Knut mi tira la mano, i suoi occhi gocciolano lacrime. «Ho fame.»
Metto l’indice teso sopra le labbra. «Stai buono.»
Ieri per il riso abbiamo pagato un numero di marchi che finiva con iardi, la settimana prima il numero era diverso, ma la mamma dice che era più piccolo e che i numeri per comprare da mangiare diventano sempre più grandi. Non capisco perché ci siano così tanti numeri, fa paura che non finiscano mai di crescere.
Knut si siede su una panchina, raccoglie le gambe e nasconde il viso tra le ginocchia. I piedi mi fanno male ma rimango in piedi. Il sale sul pavimento scricchiola sotto le mie scarpette, spero non si rovinino.
 
Il treno è vicino, sputa fumo che sporca il cielo di rame con una patina di bruciato.
«Venite bambini, state vicino a me.»
La mamma ci tiene per mano, la seguiamo oltre il marciapiede e ci mettiamo in mezzo ai binari. Le rotaie vibrano così tanto che anche noi tremiamo tutti.

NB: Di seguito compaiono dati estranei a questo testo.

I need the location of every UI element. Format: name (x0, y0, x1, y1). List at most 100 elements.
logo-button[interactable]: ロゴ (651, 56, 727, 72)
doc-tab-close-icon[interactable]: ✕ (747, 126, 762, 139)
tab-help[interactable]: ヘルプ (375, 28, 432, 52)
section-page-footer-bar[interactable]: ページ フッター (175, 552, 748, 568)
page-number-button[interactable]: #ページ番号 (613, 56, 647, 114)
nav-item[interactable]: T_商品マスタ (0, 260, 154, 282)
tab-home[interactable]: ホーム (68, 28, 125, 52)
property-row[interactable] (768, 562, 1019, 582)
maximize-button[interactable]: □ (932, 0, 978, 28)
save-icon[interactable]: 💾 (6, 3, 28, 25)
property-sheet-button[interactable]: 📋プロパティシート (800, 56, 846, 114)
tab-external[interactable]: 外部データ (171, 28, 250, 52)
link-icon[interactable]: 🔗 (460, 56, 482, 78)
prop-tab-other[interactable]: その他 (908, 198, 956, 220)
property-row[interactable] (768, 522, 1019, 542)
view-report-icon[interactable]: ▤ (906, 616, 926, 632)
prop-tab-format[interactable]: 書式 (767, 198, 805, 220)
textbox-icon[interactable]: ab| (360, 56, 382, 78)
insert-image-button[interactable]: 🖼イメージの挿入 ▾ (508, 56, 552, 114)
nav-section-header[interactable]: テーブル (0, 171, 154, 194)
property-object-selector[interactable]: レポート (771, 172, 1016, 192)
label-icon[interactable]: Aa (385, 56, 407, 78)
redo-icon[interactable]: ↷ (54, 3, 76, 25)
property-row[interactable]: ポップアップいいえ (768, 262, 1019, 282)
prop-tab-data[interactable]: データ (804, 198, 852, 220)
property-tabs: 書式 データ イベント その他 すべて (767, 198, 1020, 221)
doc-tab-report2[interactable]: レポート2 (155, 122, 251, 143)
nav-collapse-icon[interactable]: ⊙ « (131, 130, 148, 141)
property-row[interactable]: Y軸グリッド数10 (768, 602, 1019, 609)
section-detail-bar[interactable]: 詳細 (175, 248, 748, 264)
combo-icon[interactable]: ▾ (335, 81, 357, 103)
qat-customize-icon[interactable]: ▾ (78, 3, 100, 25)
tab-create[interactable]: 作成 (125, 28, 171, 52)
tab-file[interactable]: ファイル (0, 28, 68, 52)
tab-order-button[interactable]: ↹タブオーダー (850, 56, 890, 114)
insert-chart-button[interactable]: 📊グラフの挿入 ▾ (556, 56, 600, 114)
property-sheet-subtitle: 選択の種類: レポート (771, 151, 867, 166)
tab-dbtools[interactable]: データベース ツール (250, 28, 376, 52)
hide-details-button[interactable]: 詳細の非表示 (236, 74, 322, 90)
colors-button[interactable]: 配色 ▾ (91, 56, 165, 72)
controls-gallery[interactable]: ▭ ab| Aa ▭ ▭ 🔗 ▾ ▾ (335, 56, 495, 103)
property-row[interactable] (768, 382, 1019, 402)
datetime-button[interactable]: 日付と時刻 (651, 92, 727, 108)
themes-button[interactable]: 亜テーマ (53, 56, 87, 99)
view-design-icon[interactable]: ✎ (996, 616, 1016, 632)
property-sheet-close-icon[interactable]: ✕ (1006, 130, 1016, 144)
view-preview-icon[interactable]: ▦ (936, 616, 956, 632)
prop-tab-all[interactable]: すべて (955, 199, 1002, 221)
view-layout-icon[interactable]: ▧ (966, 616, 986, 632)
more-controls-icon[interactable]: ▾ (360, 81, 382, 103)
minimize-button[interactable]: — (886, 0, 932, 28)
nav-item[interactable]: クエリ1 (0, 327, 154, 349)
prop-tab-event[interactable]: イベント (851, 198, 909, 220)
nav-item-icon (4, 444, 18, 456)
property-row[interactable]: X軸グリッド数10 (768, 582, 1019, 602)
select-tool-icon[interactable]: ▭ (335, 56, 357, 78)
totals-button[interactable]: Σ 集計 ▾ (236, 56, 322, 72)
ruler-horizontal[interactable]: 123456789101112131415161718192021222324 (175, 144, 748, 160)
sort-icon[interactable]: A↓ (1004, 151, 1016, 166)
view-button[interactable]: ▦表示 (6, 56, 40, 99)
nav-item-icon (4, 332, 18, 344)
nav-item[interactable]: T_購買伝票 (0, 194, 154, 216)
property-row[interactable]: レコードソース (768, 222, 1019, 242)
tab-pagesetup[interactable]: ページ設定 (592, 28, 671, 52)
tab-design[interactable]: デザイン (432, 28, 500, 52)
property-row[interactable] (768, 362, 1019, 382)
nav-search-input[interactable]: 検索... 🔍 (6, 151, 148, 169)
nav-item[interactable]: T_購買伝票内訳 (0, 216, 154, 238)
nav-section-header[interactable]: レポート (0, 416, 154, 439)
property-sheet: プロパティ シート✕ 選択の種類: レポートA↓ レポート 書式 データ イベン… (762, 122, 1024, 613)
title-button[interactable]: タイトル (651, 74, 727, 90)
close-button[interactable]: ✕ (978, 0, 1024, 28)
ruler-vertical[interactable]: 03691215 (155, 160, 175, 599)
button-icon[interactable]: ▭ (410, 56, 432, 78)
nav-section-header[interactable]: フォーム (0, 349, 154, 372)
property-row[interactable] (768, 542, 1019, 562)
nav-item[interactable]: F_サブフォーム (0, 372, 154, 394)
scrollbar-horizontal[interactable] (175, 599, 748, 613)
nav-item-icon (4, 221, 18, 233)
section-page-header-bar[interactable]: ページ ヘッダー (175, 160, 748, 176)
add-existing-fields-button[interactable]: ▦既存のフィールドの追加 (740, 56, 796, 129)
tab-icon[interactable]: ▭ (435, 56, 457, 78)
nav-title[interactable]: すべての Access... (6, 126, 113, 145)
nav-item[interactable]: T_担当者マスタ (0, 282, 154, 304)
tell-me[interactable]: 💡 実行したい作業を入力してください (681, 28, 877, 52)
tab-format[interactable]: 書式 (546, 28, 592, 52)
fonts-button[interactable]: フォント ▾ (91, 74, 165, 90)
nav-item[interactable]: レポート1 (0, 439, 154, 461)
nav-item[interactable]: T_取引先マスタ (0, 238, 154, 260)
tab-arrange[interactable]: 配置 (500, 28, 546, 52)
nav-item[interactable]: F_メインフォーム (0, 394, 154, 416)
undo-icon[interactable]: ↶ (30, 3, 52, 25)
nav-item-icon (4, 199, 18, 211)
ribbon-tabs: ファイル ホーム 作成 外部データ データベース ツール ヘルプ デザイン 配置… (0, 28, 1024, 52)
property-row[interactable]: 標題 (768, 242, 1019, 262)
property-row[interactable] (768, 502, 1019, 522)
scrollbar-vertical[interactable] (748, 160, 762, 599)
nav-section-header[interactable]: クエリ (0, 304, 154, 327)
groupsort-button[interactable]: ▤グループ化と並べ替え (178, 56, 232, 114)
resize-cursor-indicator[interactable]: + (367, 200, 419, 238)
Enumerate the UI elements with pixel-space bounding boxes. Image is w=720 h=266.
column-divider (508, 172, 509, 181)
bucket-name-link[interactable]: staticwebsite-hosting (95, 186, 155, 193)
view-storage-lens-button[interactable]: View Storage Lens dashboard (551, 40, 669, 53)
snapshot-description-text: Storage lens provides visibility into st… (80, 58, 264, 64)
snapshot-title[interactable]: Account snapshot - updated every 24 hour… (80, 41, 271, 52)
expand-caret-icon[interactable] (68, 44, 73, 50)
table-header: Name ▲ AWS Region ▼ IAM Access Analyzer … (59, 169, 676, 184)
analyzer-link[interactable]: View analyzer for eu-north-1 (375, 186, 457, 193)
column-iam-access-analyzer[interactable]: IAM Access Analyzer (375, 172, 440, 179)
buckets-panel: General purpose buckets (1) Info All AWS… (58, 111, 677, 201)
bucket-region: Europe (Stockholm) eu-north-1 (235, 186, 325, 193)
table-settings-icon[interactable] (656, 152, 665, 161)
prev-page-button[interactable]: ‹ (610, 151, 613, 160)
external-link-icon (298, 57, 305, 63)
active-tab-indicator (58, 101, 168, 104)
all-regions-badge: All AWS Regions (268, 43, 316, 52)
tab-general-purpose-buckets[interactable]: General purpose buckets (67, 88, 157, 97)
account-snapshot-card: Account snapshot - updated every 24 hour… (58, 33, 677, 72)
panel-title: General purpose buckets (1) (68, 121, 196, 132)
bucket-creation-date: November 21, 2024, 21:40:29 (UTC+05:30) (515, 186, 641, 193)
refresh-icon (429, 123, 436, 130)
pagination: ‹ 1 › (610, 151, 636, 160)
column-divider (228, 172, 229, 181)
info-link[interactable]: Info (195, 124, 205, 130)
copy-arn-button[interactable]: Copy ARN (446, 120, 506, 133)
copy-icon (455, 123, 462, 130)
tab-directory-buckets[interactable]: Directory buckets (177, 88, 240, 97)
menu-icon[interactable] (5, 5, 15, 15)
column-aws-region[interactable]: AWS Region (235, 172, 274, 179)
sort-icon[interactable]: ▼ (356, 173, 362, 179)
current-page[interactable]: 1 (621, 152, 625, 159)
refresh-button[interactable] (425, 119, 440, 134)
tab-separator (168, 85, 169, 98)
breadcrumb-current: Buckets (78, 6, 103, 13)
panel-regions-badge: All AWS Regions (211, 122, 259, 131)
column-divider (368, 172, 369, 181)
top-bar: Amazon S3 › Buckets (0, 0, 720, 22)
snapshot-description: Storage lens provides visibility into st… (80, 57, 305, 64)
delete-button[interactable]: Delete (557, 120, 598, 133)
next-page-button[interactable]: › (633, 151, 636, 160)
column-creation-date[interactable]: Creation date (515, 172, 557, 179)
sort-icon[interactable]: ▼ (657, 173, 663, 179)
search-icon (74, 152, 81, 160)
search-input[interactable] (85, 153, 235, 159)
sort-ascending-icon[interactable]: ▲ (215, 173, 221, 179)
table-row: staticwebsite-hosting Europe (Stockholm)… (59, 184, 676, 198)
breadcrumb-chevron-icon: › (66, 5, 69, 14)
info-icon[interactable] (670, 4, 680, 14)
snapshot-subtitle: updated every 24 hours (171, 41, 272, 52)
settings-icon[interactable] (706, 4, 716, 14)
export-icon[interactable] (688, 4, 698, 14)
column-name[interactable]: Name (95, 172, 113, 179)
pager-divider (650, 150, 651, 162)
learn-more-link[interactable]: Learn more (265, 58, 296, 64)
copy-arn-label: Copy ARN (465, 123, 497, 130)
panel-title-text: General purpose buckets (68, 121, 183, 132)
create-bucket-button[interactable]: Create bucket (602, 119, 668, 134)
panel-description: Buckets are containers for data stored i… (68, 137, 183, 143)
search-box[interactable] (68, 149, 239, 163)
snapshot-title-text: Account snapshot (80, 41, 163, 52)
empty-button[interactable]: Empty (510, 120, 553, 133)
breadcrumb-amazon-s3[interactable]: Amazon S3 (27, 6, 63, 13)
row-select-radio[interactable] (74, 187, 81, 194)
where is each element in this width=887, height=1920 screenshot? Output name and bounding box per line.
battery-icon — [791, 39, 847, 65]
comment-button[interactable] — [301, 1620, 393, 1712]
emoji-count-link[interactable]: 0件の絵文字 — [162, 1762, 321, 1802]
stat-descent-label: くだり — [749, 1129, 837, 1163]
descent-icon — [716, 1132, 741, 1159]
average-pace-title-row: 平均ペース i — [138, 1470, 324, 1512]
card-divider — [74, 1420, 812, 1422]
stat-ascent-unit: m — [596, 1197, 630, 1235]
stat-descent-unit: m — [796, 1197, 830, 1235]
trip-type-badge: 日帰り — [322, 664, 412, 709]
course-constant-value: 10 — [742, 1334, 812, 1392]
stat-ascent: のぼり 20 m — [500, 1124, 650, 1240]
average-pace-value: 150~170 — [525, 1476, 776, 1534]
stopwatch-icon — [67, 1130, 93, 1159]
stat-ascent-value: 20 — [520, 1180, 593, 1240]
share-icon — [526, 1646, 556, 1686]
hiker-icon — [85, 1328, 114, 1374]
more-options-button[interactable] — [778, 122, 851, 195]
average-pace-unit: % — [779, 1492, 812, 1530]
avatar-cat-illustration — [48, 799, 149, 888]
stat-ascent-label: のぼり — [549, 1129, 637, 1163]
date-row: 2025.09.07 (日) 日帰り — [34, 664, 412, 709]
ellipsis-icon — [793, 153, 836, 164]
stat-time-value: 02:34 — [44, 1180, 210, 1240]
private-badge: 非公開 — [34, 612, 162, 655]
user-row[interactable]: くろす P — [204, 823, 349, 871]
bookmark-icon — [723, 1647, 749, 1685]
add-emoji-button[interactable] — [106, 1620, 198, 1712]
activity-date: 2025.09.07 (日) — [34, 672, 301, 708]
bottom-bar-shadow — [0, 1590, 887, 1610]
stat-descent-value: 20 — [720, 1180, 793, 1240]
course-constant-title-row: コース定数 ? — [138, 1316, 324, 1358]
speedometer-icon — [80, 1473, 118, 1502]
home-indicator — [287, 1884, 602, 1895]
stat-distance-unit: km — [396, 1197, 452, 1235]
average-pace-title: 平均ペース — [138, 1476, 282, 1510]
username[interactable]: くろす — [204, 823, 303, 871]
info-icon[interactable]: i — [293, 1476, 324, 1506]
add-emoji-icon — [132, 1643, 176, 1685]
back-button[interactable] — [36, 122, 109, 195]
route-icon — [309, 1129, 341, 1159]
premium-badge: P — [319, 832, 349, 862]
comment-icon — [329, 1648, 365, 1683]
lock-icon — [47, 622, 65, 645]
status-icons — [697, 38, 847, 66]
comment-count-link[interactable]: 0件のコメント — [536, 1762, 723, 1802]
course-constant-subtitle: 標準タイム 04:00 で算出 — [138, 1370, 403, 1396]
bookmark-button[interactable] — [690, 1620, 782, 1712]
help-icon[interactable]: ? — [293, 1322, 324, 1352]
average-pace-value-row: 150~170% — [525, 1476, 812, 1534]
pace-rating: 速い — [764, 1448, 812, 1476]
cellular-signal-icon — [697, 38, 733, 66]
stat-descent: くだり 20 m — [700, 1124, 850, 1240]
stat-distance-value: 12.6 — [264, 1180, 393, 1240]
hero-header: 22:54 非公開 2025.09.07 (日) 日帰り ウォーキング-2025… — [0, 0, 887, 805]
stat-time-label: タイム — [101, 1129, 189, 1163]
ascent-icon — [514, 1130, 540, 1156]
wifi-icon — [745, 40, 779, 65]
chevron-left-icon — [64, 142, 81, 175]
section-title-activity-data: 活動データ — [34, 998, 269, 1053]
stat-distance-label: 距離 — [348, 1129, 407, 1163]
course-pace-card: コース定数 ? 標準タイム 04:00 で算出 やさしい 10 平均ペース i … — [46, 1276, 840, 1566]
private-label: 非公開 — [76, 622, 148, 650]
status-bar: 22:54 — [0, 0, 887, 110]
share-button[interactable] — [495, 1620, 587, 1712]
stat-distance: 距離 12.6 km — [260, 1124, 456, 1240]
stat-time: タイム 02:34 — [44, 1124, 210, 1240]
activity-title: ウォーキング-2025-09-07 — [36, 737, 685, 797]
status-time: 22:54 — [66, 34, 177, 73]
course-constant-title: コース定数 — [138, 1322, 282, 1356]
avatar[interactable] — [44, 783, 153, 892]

Il treno fischia un urlo. Un omino piccolo si sporge dalla locomotiva e agita le braccia verso di noi. Le ruote di ferro stridono e sprizzano scintille dalle rotaie.
Knut si nasconde sotto la gonna della mamma.
Lei ci stringe e piange, ma anche in lacrime è la mamma più bella di tutte.
Il piccolo Hans è felice, i suoi capelli dorati riverberano la luce rossa del fuoco del sole.
Chiudo gli occhi. Non devo aver paura, la mamma dice che in cielo i numeri sono tutti uguali e quelli in iardi non ci sono.
Io lo spero, quei numeri cattivi non voglio vederli mai più.